All types of flour – quinoa, amaranth, capia corn, wheat, barley, broad bean, and pea –, wild fruits – such as physalis and chaquilulos (macleania rupestris) – motilon wine (motilon is a type of fruit from the hieronyma macrocarpa plant), trout, guinea pig, smoked creole hen, pork and ribs in motilon sauce and lapingachos – a delicacy made from Andean potato – are just a few of the ingredients Criollo will be working with to tell us about ancestral diversity.  

So, how does he imprint his Quillasinga view of the world into his cooking?
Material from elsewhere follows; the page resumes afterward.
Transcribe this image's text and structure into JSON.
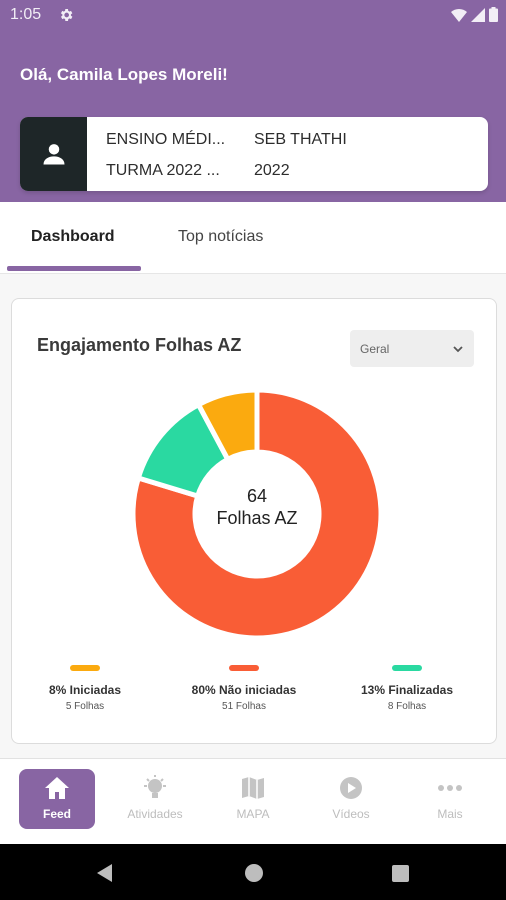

He grows native seeds, fosters nature by preserving the environment and plants native trees (in the last twenty years, about four million trees – adapted and indigenous – have been planted in the chagra). He has also implemented sylvopastoral systems, in the spirit of the Andean “multiple nurturing” approach that lets the land rest so that it continues to be fertile and productive. 

“My cooking is my view of the world and my view of the world is my cooking. My work at Naturalia revolves around solidarity and relies on memory, water nurturing, seed recovery and our women and men’s know-how, the things that help us revive the culture of traditional cuisines and gradually dignify rural labour”. 

Madrid Fusión 2021 centres on the need to move towards a more sustainable gastronomy committed to the environment and society. A gastronomy built around the logic of circular economy. And no one is more sustainable than a Quillasinga.